CARQUEFOU (AFP) - Un vent de folie aux couleurs de son club de foot amateur de CFA2, le vert et le blanc, s'est emparé de Carquefou qui s'apprête à vivre mercredi une rencontre historique avec le Paris-Saint-Germain (Ligue 1) en quarts de finale de la Coupe de France.
Drapeaux et fanions verts et blancs flottent partout dans les rues de cette petite ville tranquille de 18.000 habitants à la périphérie nantaise, dont les commerçants, des banques aux salons de coiffure, affichent tous dans leurs vitrines écharpes, ballons, maillots et autres produits dérivés aux couleurs du club.
"Ils ont la Tour Eiffel, les Champs Elysées, nous avons l'USJA" (Union sportive de la Jeanne d'Arc de Carquefou, NDLR), annonce un grand panneau panneau publicitaire pour donner le ton.
Tout a commencé le 3 février, quand les joueurs amateurs de Carquefou ont battu Nancy, club de Ligue 1, par 2-1 en 16e de finale.
"L'équipe de foot n'avait jamais auparavant dépassé les 32e de finale", explique le maire Claude Guillet, "et l'engouement a dépassé toutes les limites du raisonnable depuis la victoire contre Marseille" par 1-0 le 19 mars en 8e de finale.
Fier de cette "équipe de copains qui jouent au foot, par amour du foot, pas par amour du fric", le maire pronostique désormais une victoire 2-1 contre le PSG mercredi.
De leur côté, les commerçants rivalisent d'originalité pour marquer l'événement: une coupe de France en légumes et fleurs chez les commerçants des Halles, ou encore une reproduction géante en sucre du stade nantais de la Beaujoire, où sera joué le match, avec la photo des joueurs carquefoliens dans la vitrine de la boulangerie Brunet.
Un ouvrage qui a demandé près de sept heures de travail au pâtissier Patrick Boutin, qui avait déjà créé pour la rencontre contre Marseille une coupe de France en chocolat... gagnée par le capitaine du club carquefolien.

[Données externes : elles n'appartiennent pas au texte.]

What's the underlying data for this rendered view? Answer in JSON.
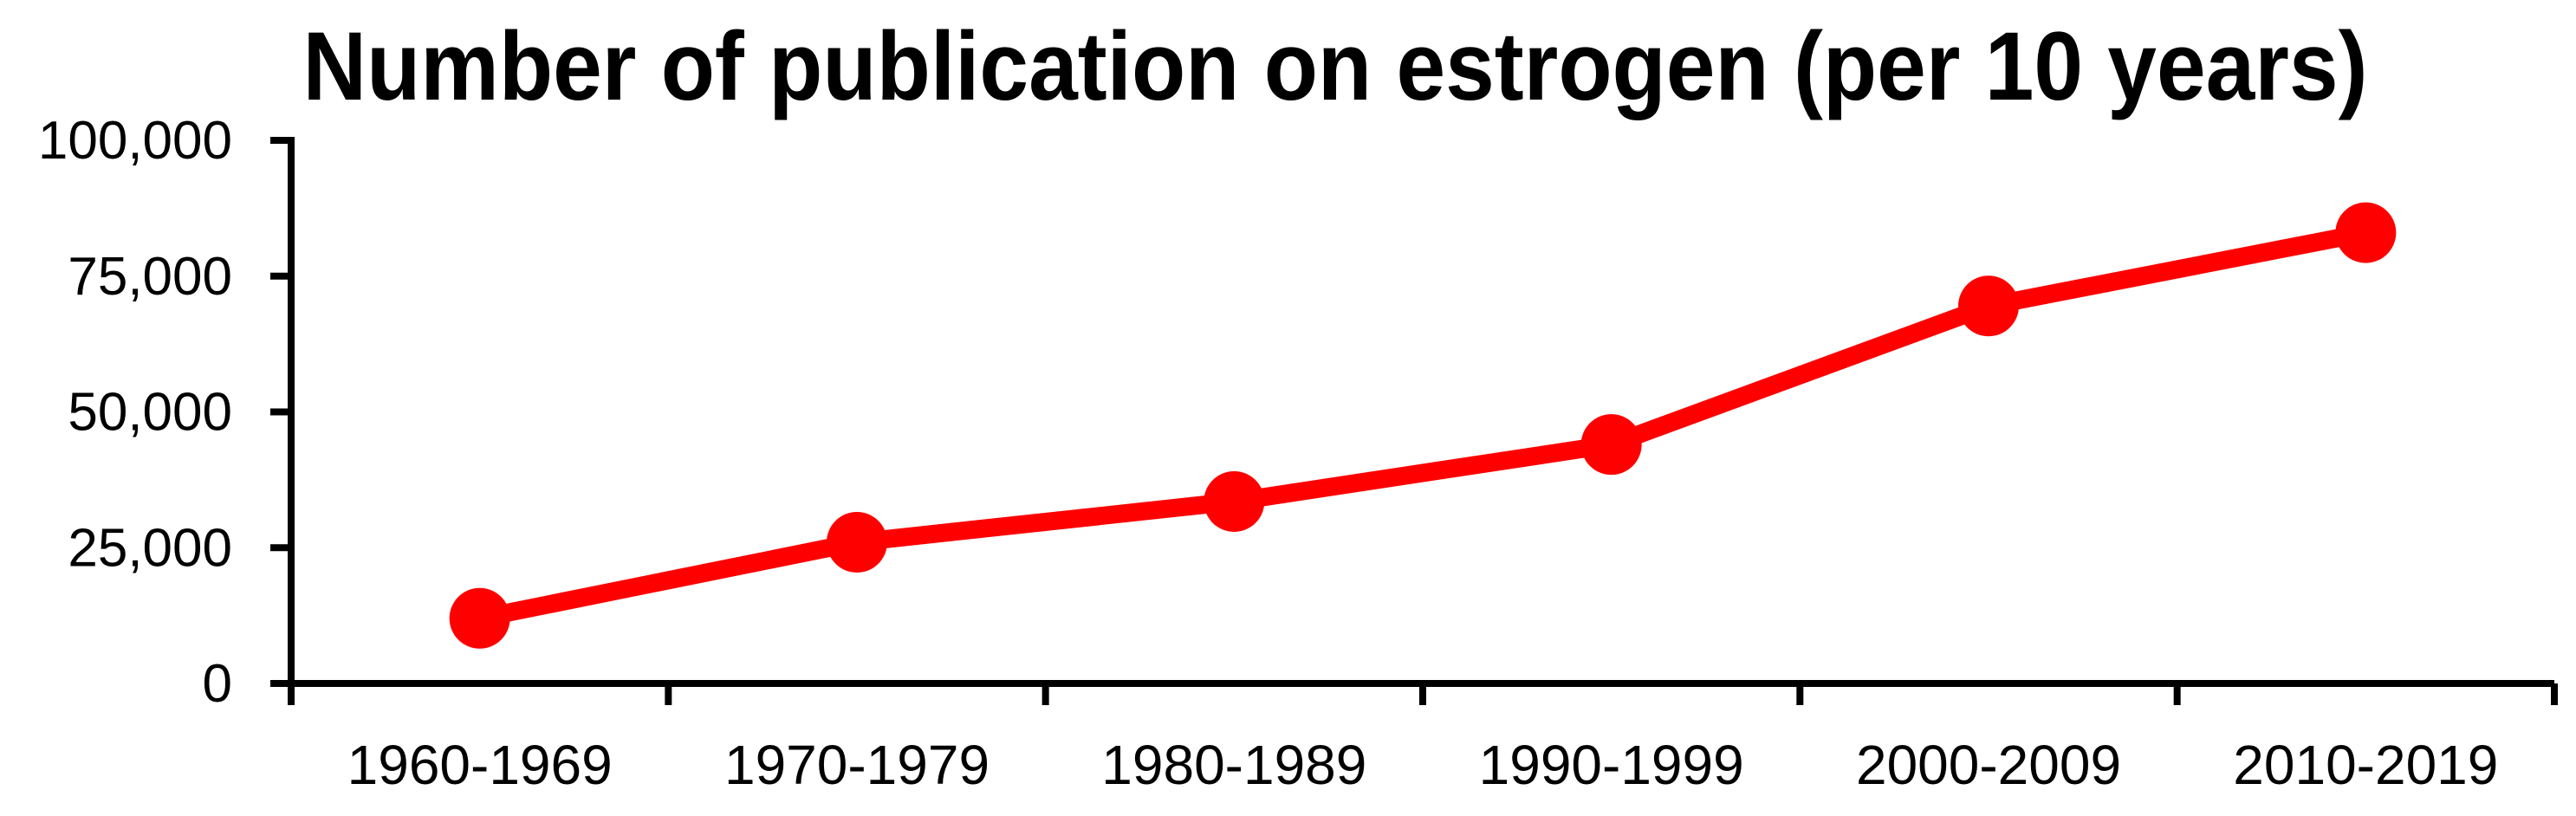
{
  "chart_data": {
    "type": "line",
    "title": "Number of publication on estrogen (per 10 years)",
    "categories": [
      "1960-1969",
      "1970-1979",
      "1980-1989",
      "1990-1999",
      "2000-2009",
      "2010-2019"
    ],
    "values": [
      12000,
      26000,
      33500,
      44000,
      69500,
      83000
    ],
    "xlabel": "",
    "ylabel": "",
    "ylim": [
      0,
      100000
    ],
    "yticks": [
      0,
      25000,
      50000,
      75000,
      100000
    ],
    "ytick_labels": [
      "0",
      "25,000",
      "50,000",
      "75,000",
      "100,000"
    ],
    "grid": false,
    "legend": false,
    "line_color": "#ff0000",
    "marker_color": "#ff0000",
    "marker_shape": "circle",
    "axis_color": "#000000",
    "title_color": "#000000",
    "background_color": "#ffffff"
  }
}
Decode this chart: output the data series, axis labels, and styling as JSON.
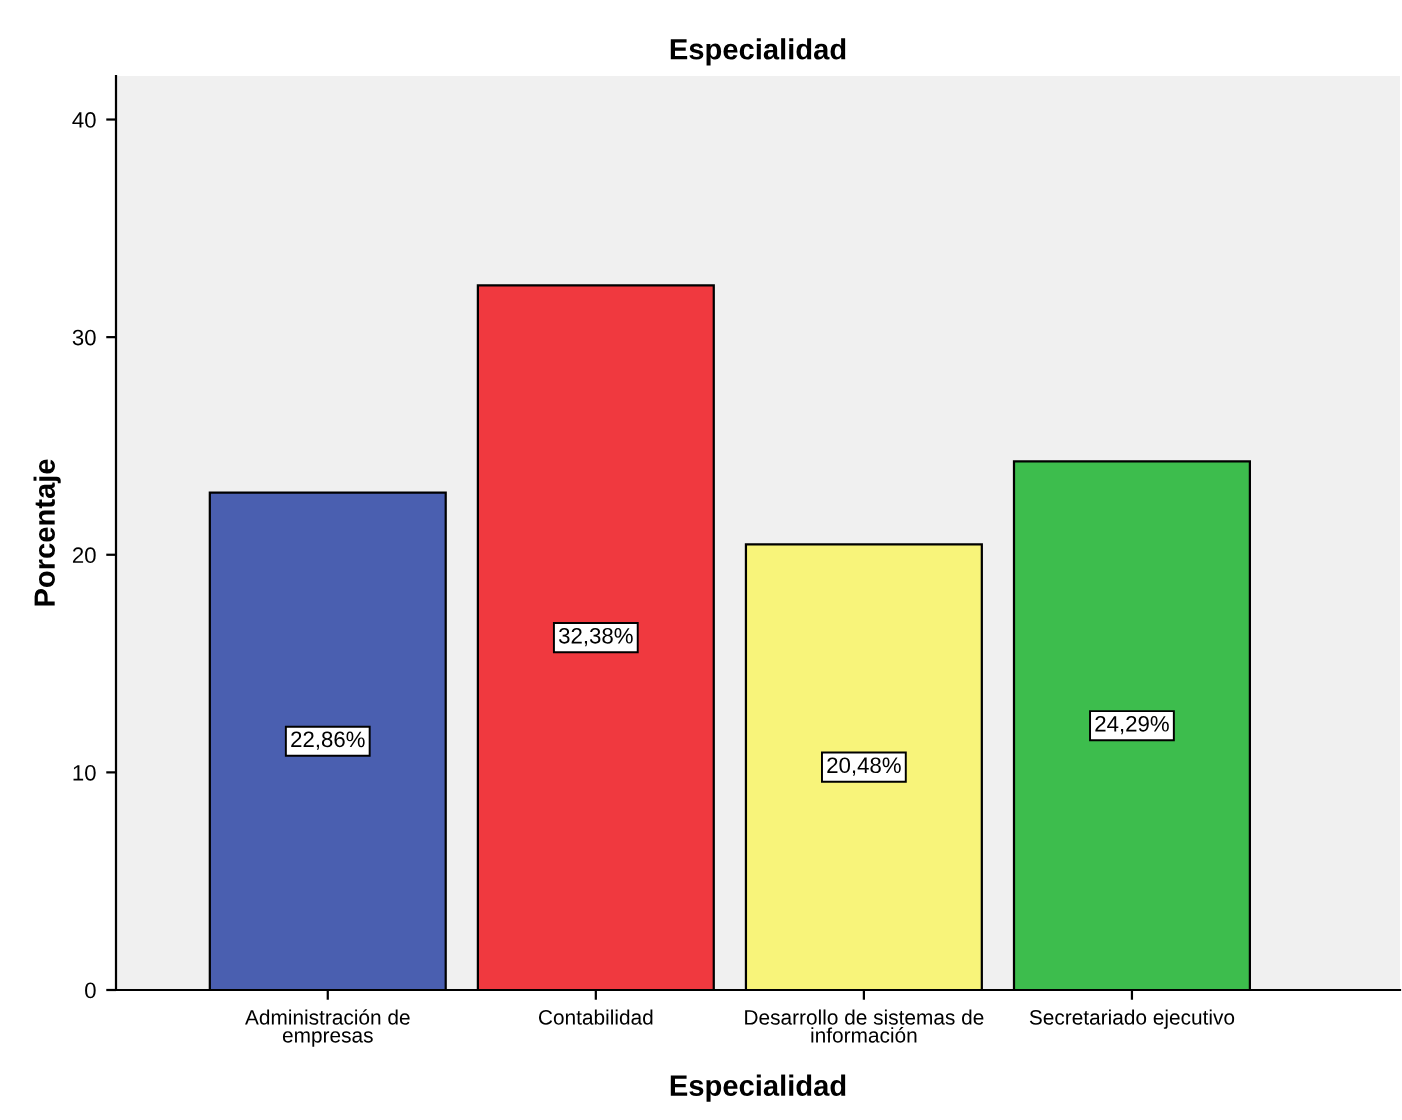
{
  "chart_data": {
    "type": "bar",
    "title": "Especialidad",
    "xlabel": "Especialidad",
    "ylabel": "Porcentaje",
    "categories": [
      "Administración de\nempresas",
      "Contabilidad",
      "Desarrollo de sistemas de\ninformación",
      "Secretariado ejecutivo"
    ],
    "values": [
      22.86,
      32.38,
      20.48,
      24.29
    ],
    "colors": [
      "#4a5fb0",
      "#f0393f",
      "#f8f47a",
      "#3dbd4d"
    ],
    "value_labels": [
      "22,86%",
      "32,38%",
      "20,48%",
      "24,29%"
    ],
    "ylim": [
      0,
      42
    ],
    "yticks": [
      0,
      10,
      20,
      30,
      40
    ],
    "grid": false,
    "legend": false
  }
}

Même le muscadet s'est mis de la partie, avec une étiquette "collector" aux couleurs du match de mercredi qui s'affiche fièrement dans les bars et restaurants. Dans l'un des ces établissements, "L'Hippocampe", le traditionnel panneau "La maison ne fait pas crédit" a aussi cédé la place à un ironique "Ici c'est comme à l'OM, on encaisse mais on ne marque pas"...
Au Dauphin, le bar qui sert de QG aux joueurs et supporteurs, un coin boutique sera installé mercredi pour vendre les produits du club, comme les écharpes à 10 euros dont des milliers se sont déjà arrachées depuis le match contre Marseille. Et l'hymne des joueurs, "Carquefou de foot", passera en boucle avant le match, qui se jouera à guichets fermés à la Beaujoire.
Dans cette ivresse générale, la situation du club, en position de relégable en bas de tableau de CFA2, pèse cependant un peu sur le moral des supporteurs. Contre Nancy et Marseille, "on a déjà eu le gâteau et la cerise sur le gâteau, mais on ne voudrait pas qu'ils soient battus mercredi quatre ou cinq à zéro", s'inquiète le patron du Dauphin, Bernard Gueguen. Avant de relativiser: "Quoi qu'il en soit, il vaut mieux perdre mercredi et rester en CFA2".
Mais quel que soit le résultat mercredi contre le PSG, "on a gagné d'avance", affirme un bénévole du club, émerveillé par le parcours extraordinaire des petits poucets de la Coupe de France qui est déjà "une victoire en soi" pour les Carquefoliens.